Lukman Hakim, Jurnalis
Senin 06 Desember 2021 09:50 WIB
Ilustrasi. (Foto: Okezone)
Share :

SURABAYA – Bripda Randy Bagus Sasongko, tersangka dalam kasus aborsi korban bunuh diri Novia Widyasari saat ini mendekam di Rumah Tahanan (Rutan) Polda Jatim. Penahanan Bripda Randy dilakukan guna mempercepat penyelidikan kasus yang menjeratnya.

Selain untuk mempercepat proses penyelidikan, penahanan ini juga dilakukan agar tersangka tidak melarikan diri dan menghilangkan barang bukti. Bripda Randy akan ditahan selama setidaknya 20 hari.

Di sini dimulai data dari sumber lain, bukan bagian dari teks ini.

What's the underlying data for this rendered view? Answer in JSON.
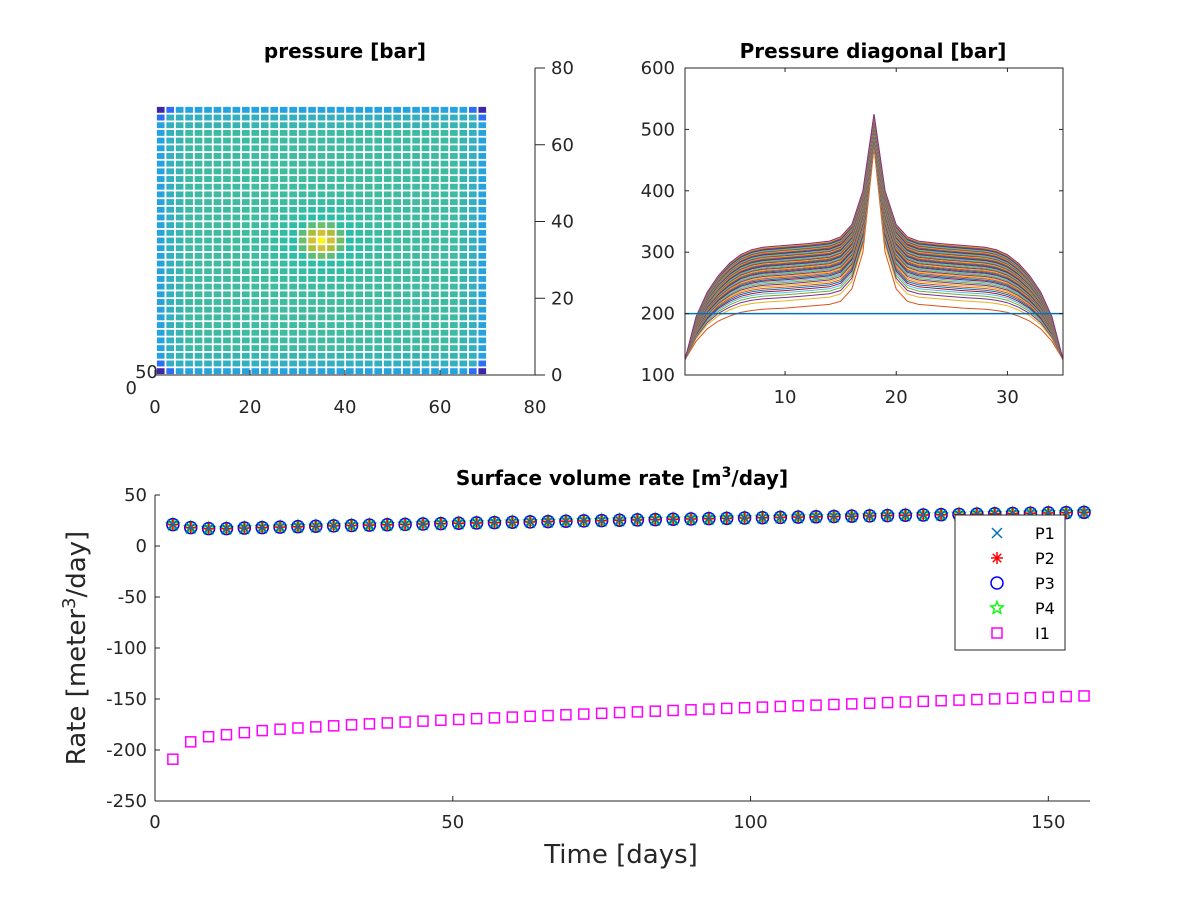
{
  "chart_data": [
    {
      "type": "heatmap",
      "title": "pressure [bar]",
      "grid": {
        "nx": 35,
        "ny": 35
      },
      "colormap": [
        "#3e26a8",
        "#2f5cf9",
        "#23a0e6",
        "#3fbc9e",
        "#27bdaa",
        "#a6be36",
        "#fbc438",
        "#f9fb15"
      ],
      "x_ticks": [
        "0",
        "20",
        "40",
        "60",
        "80"
      ],
      "x_range": [
        0,
        80
      ],
      "y_ticks_right": [
        "0",
        "20",
        "40",
        "60",
        "80"
      ],
      "y_range": [
        0,
        80
      ],
      "corner_labels": [
        "50",
        "0"
      ],
      "field": {
        "base": 0.42,
        "peak_center": [
          17,
          17
        ],
        "peak_value": 1.0,
        "corner_value": 0.0
      }
    },
    {
      "type": "line",
      "title": "Pressure diagonal [bar]",
      "x_ticks": [
        "10",
        "20",
        "30"
      ],
      "y_ticks": [
        "100",
        "200",
        "300",
        "400",
        "500",
        "600"
      ],
      "xlim": [
        1,
        35
      ],
      "ylim": [
        100,
        600
      ],
      "initial_pressure": 200,
      "n_curves": 52,
      "profile": {
        "x": [
          1,
          2,
          3,
          4,
          5,
          6,
          7,
          8,
          10,
          12,
          14,
          15,
          16,
          17,
          18,
          19,
          20,
          21,
          22,
          24,
          26,
          28,
          29,
          30,
          31,
          32,
          33,
          34,
          35
        ],
        "first_curve": [
          125,
          155,
          175,
          188,
          196,
          202,
          205,
          207,
          209,
          212,
          215,
          220,
          240,
          300,
          470,
          300,
          240,
          220,
          215,
          212,
          209,
          207,
          205,
          202,
          196,
          188,
          175,
          155,
          125
        ],
        "last_curve": [
          125,
          195,
          235,
          262,
          282,
          296,
          304,
          308,
          311,
          314,
          318,
          325,
          345,
          400,
          525,
          400,
          345,
          325,
          318,
          314,
          311,
          308,
          304,
          296,
          282,
          262,
          235,
          195,
          125
        ]
      },
      "colors": [
        "#0072bd",
        "#d95319",
        "#edb120",
        "#7e2f8e",
        "#77ac30",
        "#4dbeee",
        "#a2142f"
      ]
    },
    {
      "type": "scatter",
      "title_main": "Surface volume rate [m",
      "title_sup": "3",
      "title_tail": "/day]",
      "xlabel": "Time [days]",
      "ylabel_main": "Rate [meter",
      "ylabel_sup": "3",
      "ylabel_tail": "/day]",
      "xlim": [
        0,
        157
      ],
      "ylim": [
        -250,
        50
      ],
      "x_ticks": [
        0,
        50,
        100,
        150
      ],
      "y_ticks": [
        50,
        0,
        -50,
        -100,
        -150,
        -200,
        -250
      ],
      "x": [
        3,
        6,
        9,
        12,
        15,
        18,
        21,
        24,
        27,
        30,
        33,
        36,
        39,
        42,
        45,
        48,
        51,
        54,
        57,
        60,
        63,
        66,
        69,
        72,
        75,
        78,
        81,
        84,
        87,
        90,
        93,
        96,
        99,
        102,
        105,
        108,
        111,
        114,
        117,
        120,
        123,
        126,
        129,
        132,
        135,
        138,
        141,
        144,
        147,
        150,
        153,
        156
      ],
      "legend_position": "top-right",
      "series": [
        {
          "name": "P1",
          "marker": "x",
          "color": "#0072bd",
          "y_start": 21,
          "y_dip": 17,
          "y_end": 33
        },
        {
          "name": "P2",
          "marker": "asterisk",
          "color": "#ff0000",
          "y_start": 21,
          "y_dip": 17,
          "y_end": 33
        },
        {
          "name": "P3",
          "marker": "circle",
          "color": "#0000ff",
          "y_start": 21,
          "y_dip": 17,
          "y_end": 33
        },
        {
          "name": "P4",
          "marker": "star",
          "color": "#00ff00",
          "y_start": 21,
          "y_dip": 17,
          "y_end": 33
        },
        {
          "name": "I1",
          "marker": "square",
          "color": "#ff00ff",
          "values_head": [
            -209,
            -192,
            -187,
            -185,
            -183
          ],
          "y_end": -147
        }
      ]
    }
  ]
}
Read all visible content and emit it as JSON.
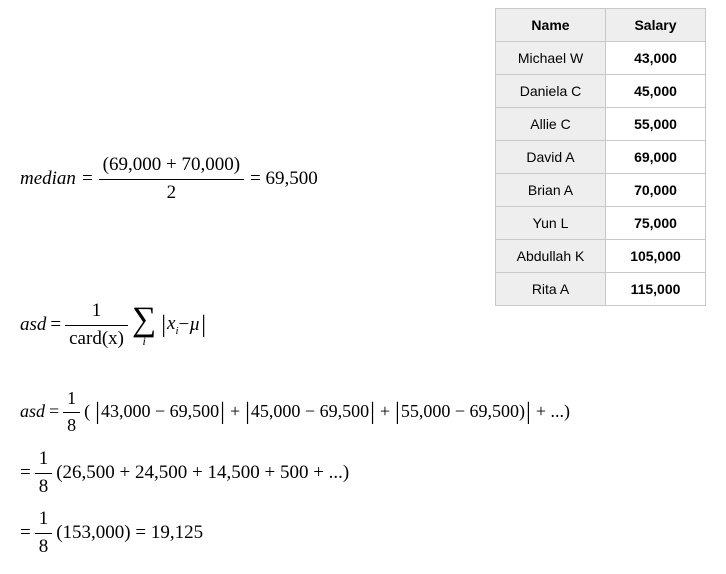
{
  "table": {
    "headers": {
      "name": "Name",
      "salary": "Salary"
    },
    "rows": [
      {
        "name": "Michael W",
        "salary": "43,000"
      },
      {
        "name": "Daniela C",
        "salary": "45,000"
      },
      {
        "name": "Allie C",
        "salary": "55,000"
      },
      {
        "name": "David A",
        "salary": "69,000"
      },
      {
        "name": "Brian A",
        "salary": "70,000"
      },
      {
        "name": "Yun L",
        "salary": "75,000"
      },
      {
        "name": "Abdullah K",
        "salary": "105,000"
      },
      {
        "name": "Rita A",
        "salary": "115,000"
      }
    ],
    "header_bg": "#eeeeee",
    "cell_border": "#c8c8c8"
  },
  "eq1": {
    "lhs": "median",
    "eq": "=",
    "num": "(69,000 + 70,000)",
    "den": "2",
    "rhs": "= 69,500"
  },
  "eq2": {
    "lhs": "asd",
    "eq": "=",
    "frac_num": "1",
    "frac_den_fn": "card",
    "frac_den_arg": "(x)",
    "sigma_sub": "i",
    "abs_inner_left": "x",
    "abs_inner_sub": "i",
    "abs_minus": " − ",
    "abs_inner_right": "µ"
  },
  "eq3": {
    "lhs": "asd",
    "eq": "=",
    "frac_num": "1",
    "frac_den": "8",
    "open": "(",
    "t1": "43,000 − 69,500",
    "plus": "+",
    "t2": "45,000 − 69,500",
    "t3": "55,000 − 69,500)",
    "tail": "+ ...)"
  },
  "eq4": {
    "eq": "=",
    "frac_num": "1",
    "frac_den": "8",
    "body": "(26,500 + 24,500 + 14,500 + 500 + ...)"
  },
  "eq5": {
    "eq": "=",
    "frac_num": "1",
    "frac_den": "8",
    "body": "(153,000) = 19,125"
  }
}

BACA JUGA: Paksa Novia Widyasari Aborsi Dua Kali, Oknum Polisi RB Telah Ditahan

"Kami lakukan penahanan untuk 20 hari ke depan," kata Kabid Humas Polda Jatim, Kombes Pol Gatot Repli Handoko, Minggu (5/12/2021).

Sebagaimana diberitakan sebelumnya, Bripda Randy ditahan lantaran diduga melanggar sanksi hukuman etik dan pidana. Dia juga terancam diberhentikan tidak dengan hormat (PTDH) dari satuan kepolisian.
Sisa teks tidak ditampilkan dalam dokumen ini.